Sehr geehrter Herr Joseph,

vielen Dank fuer Ihre Frage ueber Kandidatenwatch vom 05.06.09. Ich nehme an, Sie beziehen Sie auf die Frage, die mir von Herrn Hubert Jenni uebermittelt wurde.

Zu ihren Ausfuehrungen zu Artikel 2 der Europäischen Grundrechtecharta möchte ich im Folgenden Stellung nehmen.

Wie bereits in meiner Antwortmail über Kandidatenwatch an Herrn Jenni dargelegt, lautet Artikel 2 der Grundrechtecharta:

"Recht auf Leben

1) Jeder Mensch hat das Recht auf Leben
2) Niemand darf zur Todesstrafe verurteilt oder hingerichtet werden."
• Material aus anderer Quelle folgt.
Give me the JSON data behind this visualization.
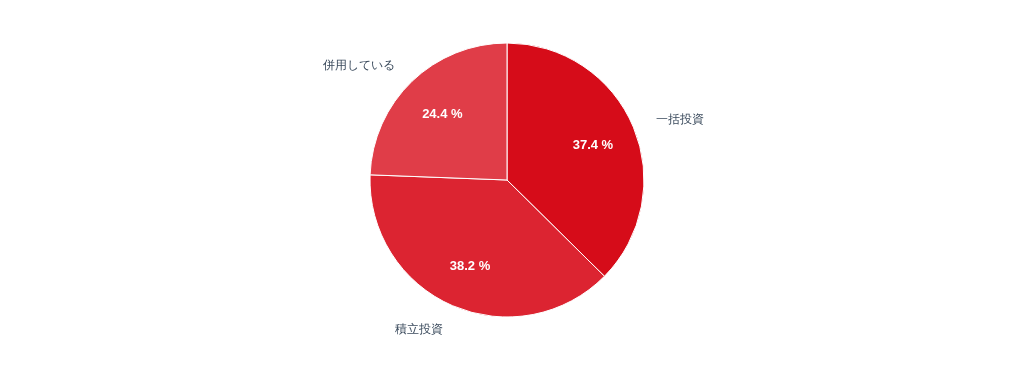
{
  "chart_data": {
    "type": "pie",
    "categories": [
      "一括投資",
      "積立投資",
      "併用している"
    ],
    "values": [
      37.4,
      38.2,
      24.4
    ],
    "colors": [
      "#d60c19",
      "#dc2431",
      "#e03d48"
    ],
    "value_labels": [
      "37.4 %",
      "38.2 %",
      "24.4 %"
    ]
  }
}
Der von Ihnen angeführte Art. 2 Absatz 2, 3c:

"Eine Tötung wird nicht als Verletzung dieses Artikels betrachtet, wenn sie durch eine Gewaltanwendung verursacht wird, die unbedingt erforderlich ist, um (...)
c) einen Aufruhr oder Aufstand rechtmäßig niederzuschlagen."

ist nicht Teil der EU-Grundrechtecharta, sondern Bestandteil der Europäischen Menschenrechtskonvention (EMRK).

Der von Ihnen zitierte Artikel 2 EMRK samt seiner Ausnahmeregelungen besitzt aufgrund des Protokolls Nr. 13 zur EMRK von 2002 keine Gültigkeit mehr und ist damit kein Teil der EU-Grundrechtecharta mehr. Artikel 2 EMRK spiegelt die Straf- und Notwehrgesetzgebung der 1950er Jahre wider. Alle damals zulässigen Ausnahmetatbestände für eine gezielte Tötung (Todesstrafe in Kriegszeiten, Aufruhr, Festnahme- und Fluchtverhinderung, Verteidigung gegen rechtswidrige Gewalt) sind aufgehoben, d.h. nicht mehr gültig. Sie galten zudem nur unter sehr engen Voraussetzungen.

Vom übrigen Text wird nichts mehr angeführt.